The successful comet hunting that Charles messier was nicked named by French king Louis XV “Ferret of Comets” (which we would say, The comet ferret) Charles was no mathematician and replied on his dear friend Bouchart de Saron he was the President of the French Assembly to plot the orbits of his comets. Being an astute observational Astronomer he studied Eclipses, Occultations and Sun spots.
Comet hunting Charles also collaborated with a young Astronomer called Pierre Francois Andre Mechain he was a very successful comet hunter in his own right, discovering 32 new nebulas between 1780 and 178, He found the profusion nebula in Virgo and in Coma Berenices, west of Leo the lion. Charles Messier then dedicated a single night to observe in this area 18th March 1781 finding a staggering 9 new nebulas!
Charles Messier added the one hundredth object in his catalogue on 13th April 1781, Mechain added the last three objects without visual verification M105, 106 and 107 making the list 103 strong.
Charles Messier had discovered 40 in the list, Mechain supplied some 27 objects, other contributors include M1 Bevis, M2 Maraldi, M4, 16, 17, 25, 35, and 71 by de Cheseaus, M5, 11 by Kirch, M6, 36, 37,38,41,47 by Hodierna, M7 Ptolemy, M8 Flamsteed, M13 Halley, M22 Ihle, M31 Al Sufi, M32 Le Gentil, M42 Peiresc, M43 de Mairan, M50 Cassini, M53, 81, 82, 92 by Bode, M55 Lacaille M57 Darquier, M59, 60, 67 Kohler, M69, 83 by Lacaille.
The good work stopped due to Charles suffering a severe fall.
The French Revolution did all the French Astronomers no favours, due to the funding of their work stopped so they could not carry on in the same manner they had become accustomed to.

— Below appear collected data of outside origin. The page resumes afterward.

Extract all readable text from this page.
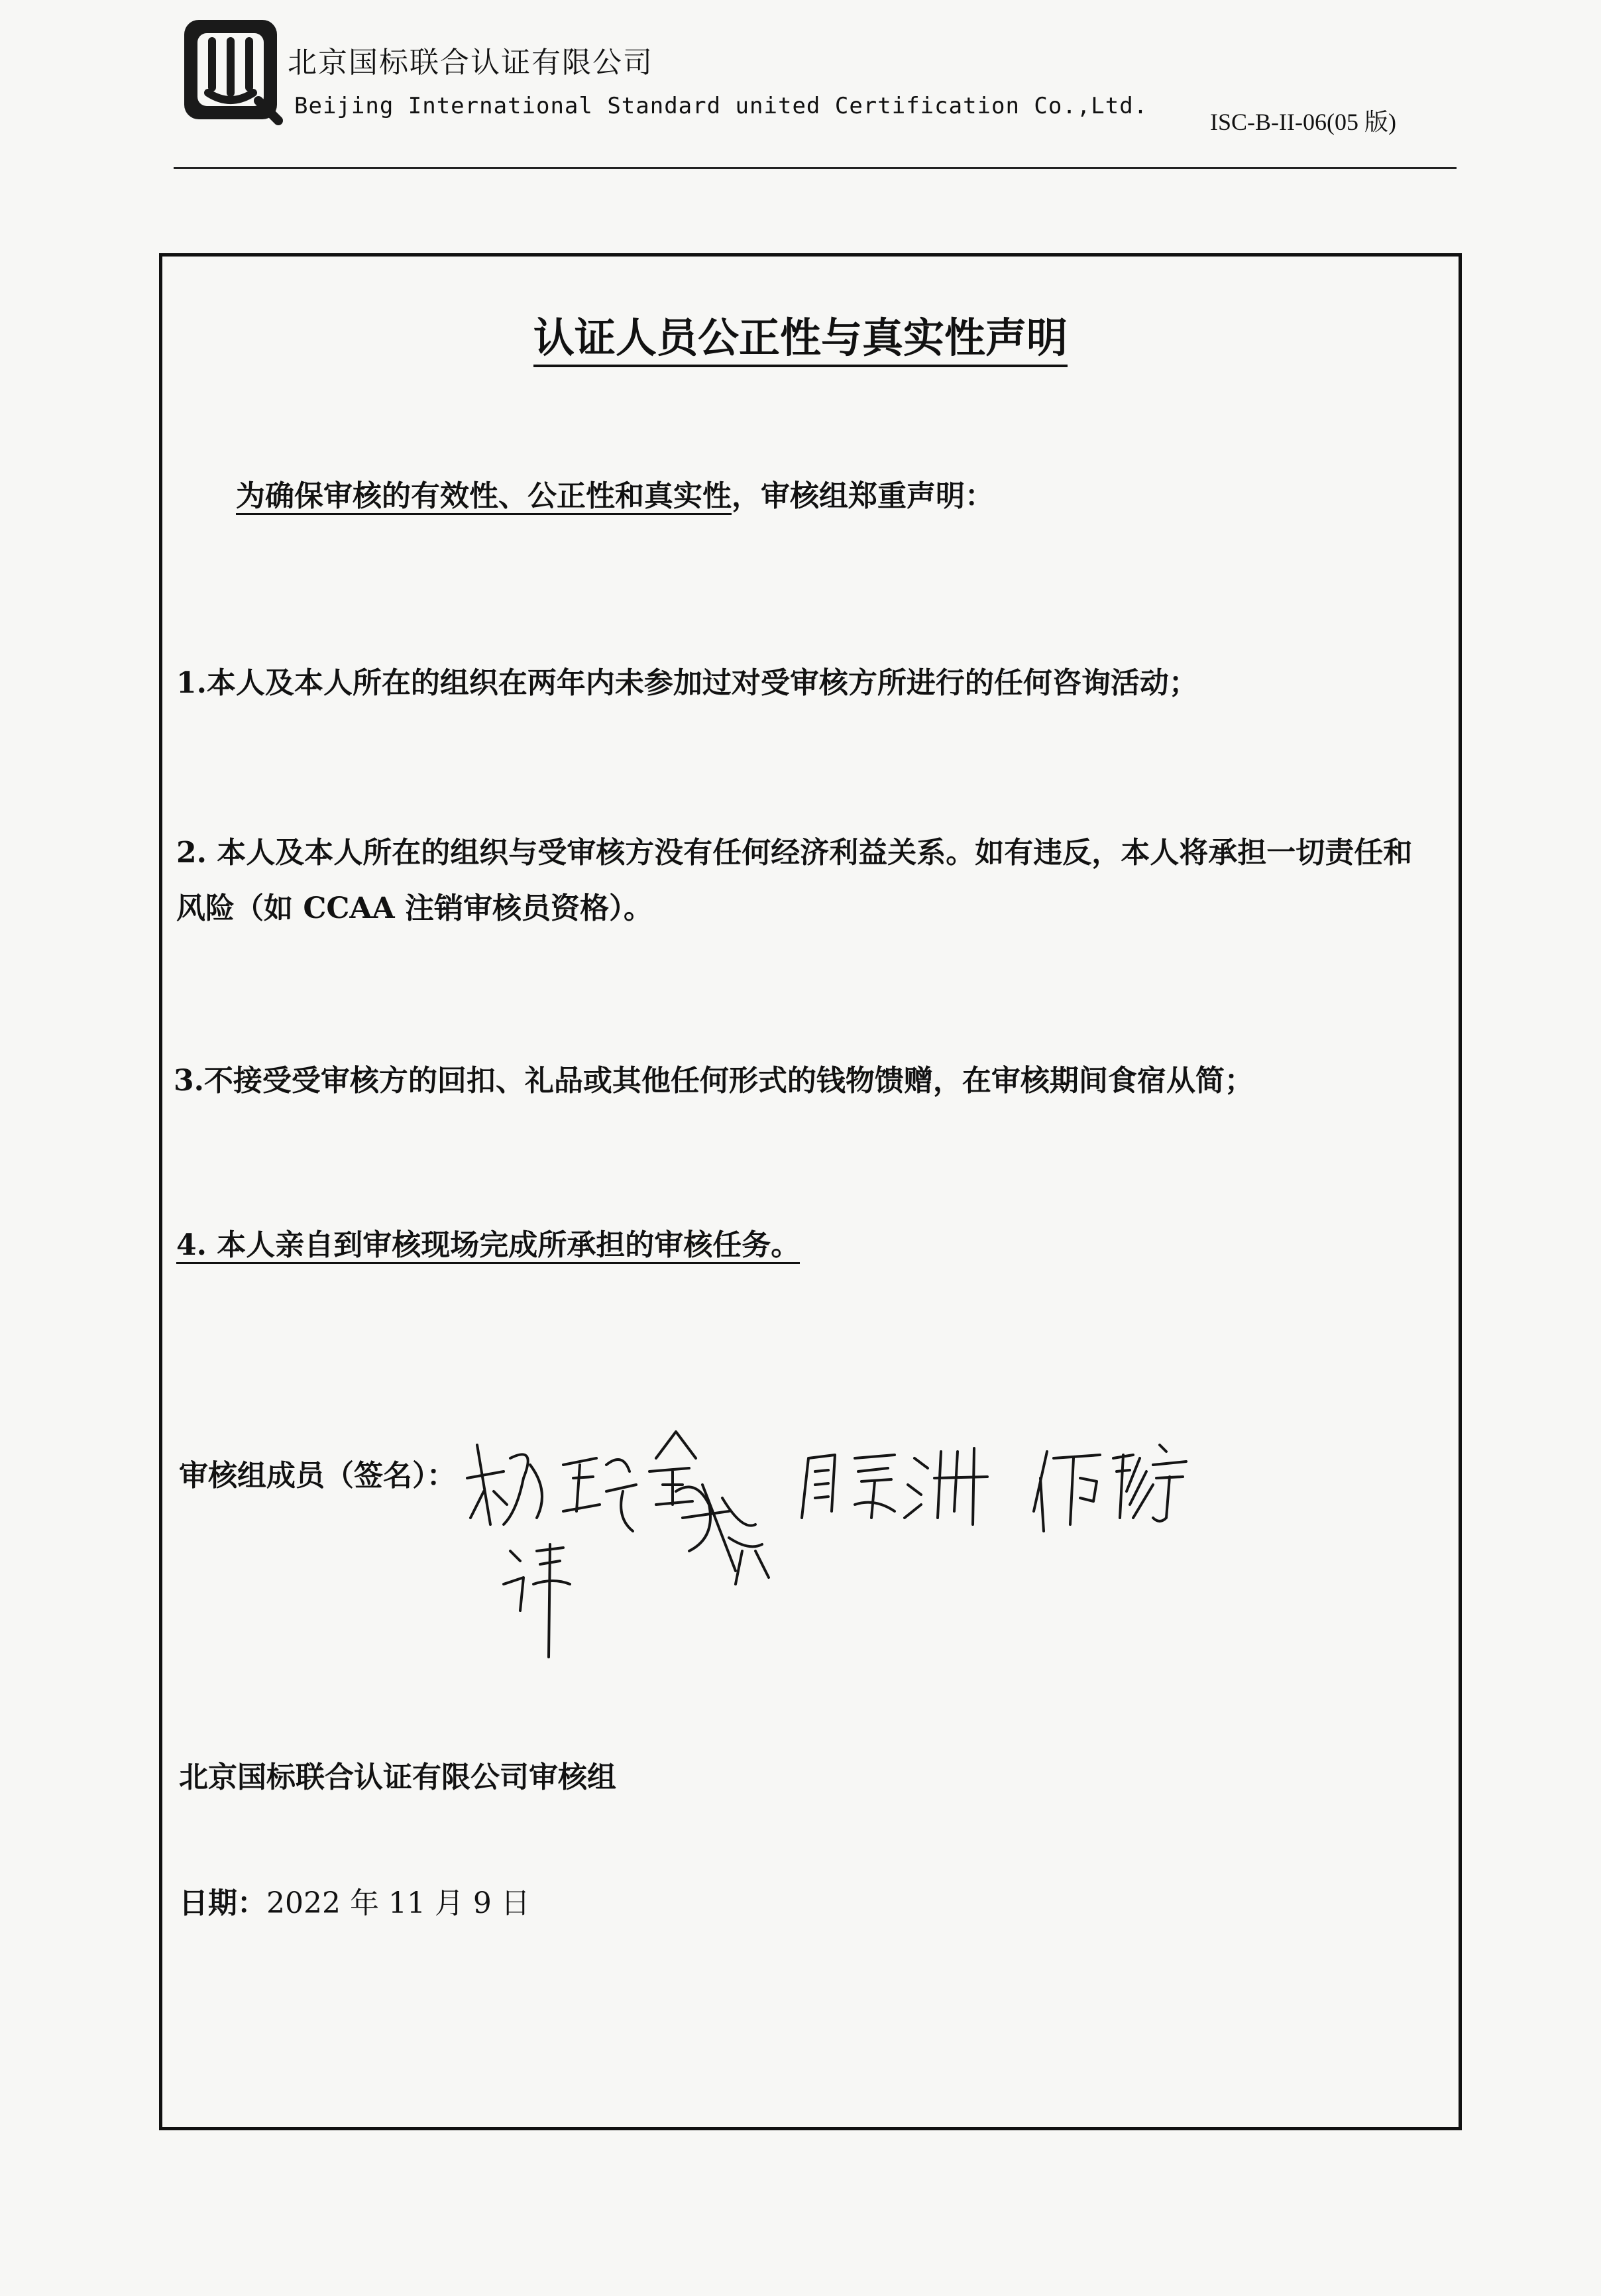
北京国标联合认证有限公司
Beijing International Standard united Certification Co.,Ltd.
ISC-B-II-06(05 版)
认证人员公正性与真实性声明
为确保审核的有效性、公正性和真实性，审核组郑重声明：
1.本人及本人所在的组织在两年内未参加过对受审核方所进行的任何咨询活动；
2. 本人及本人所在的组织与受审核方没有任何经济利益关系。如有违反，本人将承担一切责任和
风险（如 CCAA 注销审核员资格）。
3.不接受受审核方的回扣、礼品或其他任何形式的钱物馈赠，在审核期间食宿从简；
4. 本人亲自到审核现场完成所承担的审核任务。
审核组成员（签名）：
北京国标联合认证有限公司审核组
日期：2022 年 11 月 9 日
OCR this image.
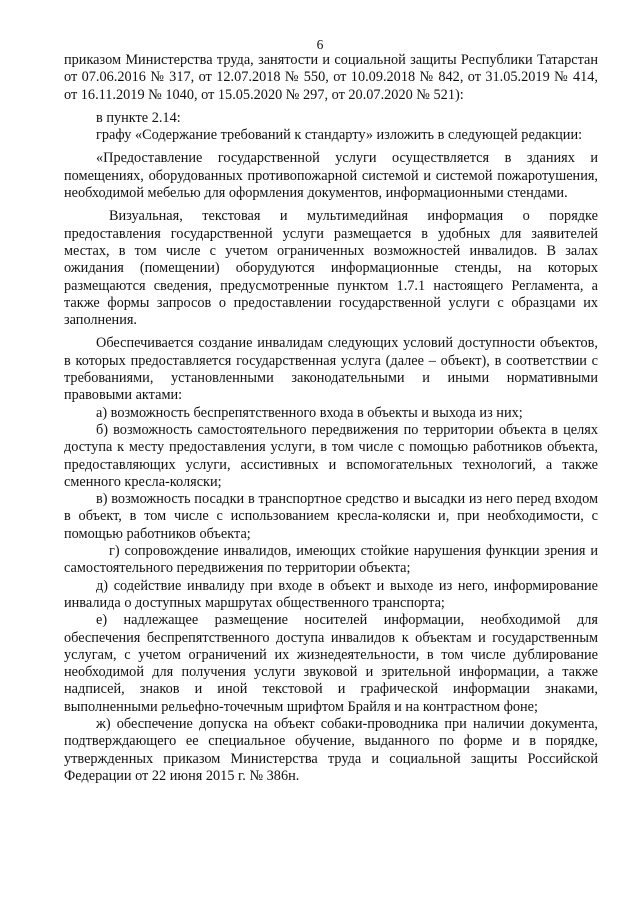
6

приказом Министерства труда, занятости и социальной защиты Республики Татарстан от 07.06.2016 № 317, от 12.07.2018 № 550, от 10.09.2018 № 842, от 31.05.2019 № 414, от 16.11.2019 № 1040, от 15.05.2020 № 297, от 20.07.2020 № 521):

в пункте 2.14:

графу «Содержание требований к стандарту» изложить в следующей редакции:

«Предоставление государственной услуги осуществляется в зданиях и помещениях, оборудованных противопожарной системой и системой пожаротушения, необходимой мебелью для оформления документов, информационными стендами.

Визуальная, текстовая и мультимедийная информация о порядке предоставления государственной услуги размещается в удобных для заявителей местах, в том числе с учетом ограниченных возможностей инвалидов. В залах ожидания (помещении) оборудуются информационные стенды, на которых размещаются сведения, предусмотренные пунктом 1.7.1 настоящего Регламента, а также формы запросов о предоставлении государственной услуги с образцами их заполнения.

Обеспечивается создание инвалидам следующих условий доступности объектов, в которых предоставляется государственная услуга (далее – объект), в соответствии с требованиями, установленными законодательными и иными нормативными правовыми актами:

а) возможность беспрепятственного входа в объекты и выхода из них;

б) возможность самостоятельного передвижения по территории объекта в целях доступа к месту предоставления услуги, в том числе с помощью работников объекта, предоставляющих услуги, ассистивных и вспомогательных технологий, а также сменного кресла-коляски;

в) возможность посадки в транспортное средство и высадки из него перед входом в объект, в том числе с использованием кресла-коляски и, при необходимости, с помощью работников объекта;

г) сопровождение инвалидов, имеющих стойкие нарушения функции зрения и самостоятельного передвижения по территории объекта;

д) содействие инвалиду при входе в объект и выходе из него, информирование инвалида о доступных маршрутах общественного транспорта;

е) надлежащее размещение носителей информации, необходимой для обеспечения беспрепятственного доступа инвалидов к объектам и государственным услугам, с учетом ограничений их жизнедеятельности, в том числе дублирование необходимой для получения услуги звуковой и зрительной информации, а также надписей, знаков и иной текстовой и графической информации знаками, выполненными рельефно-точечным шрифтом Брайля и на контрастном фоне;

ж) обеспечение допуска на объект собаки-проводника при наличии документа, подтверждающего ее специальное обучение, выданного по форме и в порядке, утвержденных приказом Министерства труда и социальной защиты Российской Федерации от 22 июня 2015 г. № 386н.
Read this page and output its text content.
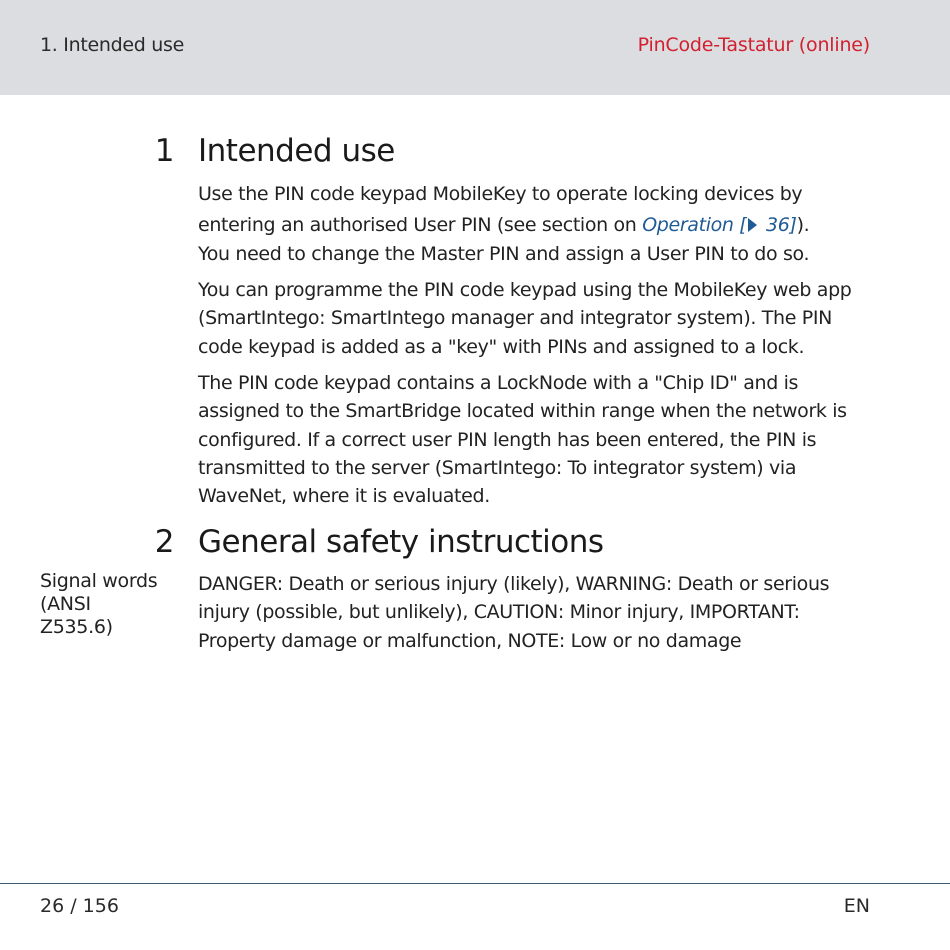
1. Intended use	PinCode-Tastatur (online)
1 Intended use

Use the PIN code keypad MobileKey to operate locking devices by
entering an authorised User PIN (see section on Operation [ 36]).
You need to change the Master PIN and assign a User PIN to do so.

You can programme the PIN code keypad using the MobileKey web app
(SmartIntego: SmartIntego manager and integrator system). The PIN
code keypad is added as a "key" with PINs and assigned to a lock.

The PIN code keypad contains a LockNode with a "Chip ID" and is
assigned to the SmartBridge located within range when the network is
configured. If a correct user PIN length has been entered, the PIN is
transmitted to the server (SmartIntego: To integrator system) via
WaveNet, where it is evaluated.

2 General safety instructions
Signal words
(ANSI
Z535.6)

DANGER: Death or serious injury (likely), WARNING: Death or serious
injury (possible, but unlikely), CAUTION: Minor injury, IMPORTANT:
Property damage or malfunction, NOTE: Low or no damage

26 / 156	EN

Mechain lost everything.
Napoleon Bonaparte changed the lives of Charles and Mechain for the better. Giving Charles Messier the Legion of Honour and making Mechain the director of of Paris Observatory, and the both of them were admitted in the Academy of Sciences and the Bureau of Longitudes.
His last discovery was made in 1798.
Sadly in 1815 Charles suffered a paralysing stroke ending his career. He died two years later at the ripe old age of 86.
Now you might be thinking but there are 110 Messier objects in his catalogue? The supplementary Messier objects in 1924 Camille Flammarion discovered and brought a hand written letter by Mechain to Bernoulli which contained notes written by Charles Messier.
In 1947 Helen Sawyer Hogg who rediscovered the reprint of Mechain’s letter and suggested adding the objects to the official list. Then Owen Gingerich in 1953 also suggested adding them too. Finally Kenneth Gly Jones added the last M110
The error in the coordinates of M47 and M48 were at one time called the “lost” Messier objects, M40 is a binary star, M73 is an Asterism, M91’s true identity is somewhat questionable. M102 is thought to be duplicated of M101 but it is often accepted to be NGC5866
The Messier Catalogue is one of the most enjoyed deep sky object targets to this day and Charles Messier has a lasting legacy which must be remembered and celebrated!